Post by xyz3600 on Feb 24, 2024 23:00:14 GMT -5
The BNDES reported this Friday (4/10) that it went to court to try to force Odebrecht to change its judicial recovery plan. The bank understands that the construction company's proposal does not have the potential to generate payment of credits. The company owes more than R$8 billion to the public development institution. reproduction BNDES has R$8 billion in Odebrecht “The BNDES presented its objection to Odebrecht’s judicial recovery plan yesterday (October 4). BNDES considered that the proposal does not demonstrate the company's recovery capacity”, said the bank in a note this Saturday (5/10). Caixa Econômica Federal, one of the largest creditors, filed for the construction company's bankruptcy , as it does not believe that the approved plan will work. Court Approval The São Paulo Court accepted the Odebrecht Group's request for judicial recovery in June.
Total debt reaches R$98.5 billion. This is the largest judicial recovery plan in the history of Brazil. The Odebrecht group, which had more than 180,000 employees five years ago, today has less than 50,000. The company attributes this result to “the economic crisis that frustrated many of the investment plans made by ODB, the reputational impact of errors made and the difficulty that companies that collaborate with the Justice system Middle East Mobile Number List face in order to receive new credits and have their services contracted again.An agreement concluded at the federal level does not make that federal level a “prevention” for the illicit acts in question, allowing sanctioning measures from other regional and local authorities. This is slightly different from what happens in other countries, such as the USA, since the agreements are concluded with the country, and not with the bodies – in the USA, apparently, Otto Gierke's theory of volitional imputation works better than here.

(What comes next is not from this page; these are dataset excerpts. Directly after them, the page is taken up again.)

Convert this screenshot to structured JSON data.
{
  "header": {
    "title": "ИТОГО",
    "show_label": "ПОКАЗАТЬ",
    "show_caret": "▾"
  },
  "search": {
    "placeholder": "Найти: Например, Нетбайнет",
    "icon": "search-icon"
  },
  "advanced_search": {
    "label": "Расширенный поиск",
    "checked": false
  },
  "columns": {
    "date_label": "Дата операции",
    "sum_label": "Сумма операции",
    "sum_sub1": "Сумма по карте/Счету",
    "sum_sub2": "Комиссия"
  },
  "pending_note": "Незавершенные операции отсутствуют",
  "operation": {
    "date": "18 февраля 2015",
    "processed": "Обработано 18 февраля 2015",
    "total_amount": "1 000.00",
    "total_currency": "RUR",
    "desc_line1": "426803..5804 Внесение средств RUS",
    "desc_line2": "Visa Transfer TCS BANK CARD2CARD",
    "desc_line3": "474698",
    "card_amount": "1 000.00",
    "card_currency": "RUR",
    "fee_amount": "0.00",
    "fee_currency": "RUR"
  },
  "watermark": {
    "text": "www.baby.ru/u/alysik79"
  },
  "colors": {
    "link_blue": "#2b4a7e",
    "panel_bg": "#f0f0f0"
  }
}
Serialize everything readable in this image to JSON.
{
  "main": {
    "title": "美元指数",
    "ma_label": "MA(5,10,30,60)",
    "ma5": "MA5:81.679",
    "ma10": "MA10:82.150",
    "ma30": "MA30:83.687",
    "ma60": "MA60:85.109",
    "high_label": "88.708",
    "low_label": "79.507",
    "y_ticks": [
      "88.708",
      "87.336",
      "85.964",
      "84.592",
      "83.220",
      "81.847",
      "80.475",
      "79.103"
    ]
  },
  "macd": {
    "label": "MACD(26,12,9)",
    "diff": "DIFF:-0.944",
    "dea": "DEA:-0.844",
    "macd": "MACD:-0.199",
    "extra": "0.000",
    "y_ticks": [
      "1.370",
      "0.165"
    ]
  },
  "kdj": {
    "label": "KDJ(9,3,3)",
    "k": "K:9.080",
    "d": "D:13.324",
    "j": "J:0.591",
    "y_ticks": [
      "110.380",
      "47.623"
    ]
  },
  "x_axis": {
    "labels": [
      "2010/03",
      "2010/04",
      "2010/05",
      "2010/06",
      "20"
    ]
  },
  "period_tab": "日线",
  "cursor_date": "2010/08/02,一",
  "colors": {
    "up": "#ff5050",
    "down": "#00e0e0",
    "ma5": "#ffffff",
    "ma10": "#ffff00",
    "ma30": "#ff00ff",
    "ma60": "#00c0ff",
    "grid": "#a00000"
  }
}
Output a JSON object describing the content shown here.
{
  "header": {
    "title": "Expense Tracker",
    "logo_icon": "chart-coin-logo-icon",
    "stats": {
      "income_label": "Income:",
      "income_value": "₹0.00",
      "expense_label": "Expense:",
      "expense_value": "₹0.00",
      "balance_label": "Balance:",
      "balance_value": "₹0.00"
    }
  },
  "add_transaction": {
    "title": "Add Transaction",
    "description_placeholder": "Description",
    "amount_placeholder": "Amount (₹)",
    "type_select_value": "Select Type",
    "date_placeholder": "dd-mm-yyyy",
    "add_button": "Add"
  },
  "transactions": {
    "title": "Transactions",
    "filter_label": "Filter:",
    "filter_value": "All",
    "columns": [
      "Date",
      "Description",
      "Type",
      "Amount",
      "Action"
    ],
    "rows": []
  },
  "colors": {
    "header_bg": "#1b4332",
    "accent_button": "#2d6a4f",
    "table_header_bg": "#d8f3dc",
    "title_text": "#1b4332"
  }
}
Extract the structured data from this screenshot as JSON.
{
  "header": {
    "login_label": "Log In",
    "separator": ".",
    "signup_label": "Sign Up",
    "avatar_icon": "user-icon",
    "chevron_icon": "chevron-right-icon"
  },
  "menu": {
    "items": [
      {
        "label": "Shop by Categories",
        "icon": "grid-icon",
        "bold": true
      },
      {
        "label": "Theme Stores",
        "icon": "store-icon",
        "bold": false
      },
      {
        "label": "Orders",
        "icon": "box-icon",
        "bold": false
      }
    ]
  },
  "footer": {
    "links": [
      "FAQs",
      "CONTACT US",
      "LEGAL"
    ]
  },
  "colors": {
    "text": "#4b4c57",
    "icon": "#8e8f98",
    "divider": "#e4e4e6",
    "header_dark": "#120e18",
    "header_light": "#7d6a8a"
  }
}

It is true that, to address this problem, a constitutional reform would be necessary in order to conform the competence (without suppressing it) of each of the federative entities, which is not the purpose of this text. The objective here is to draw attention to the need for a specific but comprehensive normative framework (in order to bring the necessary predictability and legal certainty, together with breadth in its application) [6] , for the conclusion of agreements in general in headquarters for administrative offenses, especially with the growth in the classification of administrative offenses in Brazil in recent years [7] . The New Code of Civil Procedure, in its art. 3rd, § 2nd, proclaims the consensual solution of conflicts by the State. Therefore, it is necessary that the use of agreements between the State and infringing companies be encouraged, to increasingly bring about the pacification of conflicts and the upliftment of the company after difficulties experienced due to failures in relation to corporate illicit acts.
Total debt reaches R$98.5 billion. This is the largest judicial recovery plan in the history of Brazil. The Odebrecht group, which had more than 180,000 employees five years ago, today has less than 50,000. The company attributes this result to “the economic crisis that frustrated many of the investment plans made by ODB, the reputational impact of errors made and the difficulty that companies that collaborate with the Justice system Middle East Mobile Number List face in order to receive new credits and have their services contracted again.An agreement concluded at the federal level does not make that federal level a “prevention” for the illicit acts in question, allowing sanctioning measures from other regional and local authorities. This is slightly different from what happens in other countries, such as the USA, since the agreements are concluded with the country, and not with the bodies – in the USA, apparently, Otto Gierke's theory of volitional imputation works better than here.
It is true that, to address this problem, a constitutional reform would be necessary in order to conform the competence (without suppressing it) of each of the federative entities, which is not the purpose of this text. The objective here is to draw attention to the need for a specific but comprehensive normative framework (in order to bring the necessary predictability and legal certainty, together with breadth in its application) [6] , for the conclusion of agreements in general in headquarters for administrative offenses, especially with the growth in the classification of administrative offenses in Brazil in recent years [7] . The New Code of Civil Procedure, in its art. 3rd, § 2nd, proclaims the consensual solution of conflicts by the State. Therefore, it is necessary that the use of agreements between the State and infringing companies be encouraged, to increasingly bring about the pacification of conflicts and the upliftment of the company after difficulties experienced due to failures in relation to corporate illicit acts.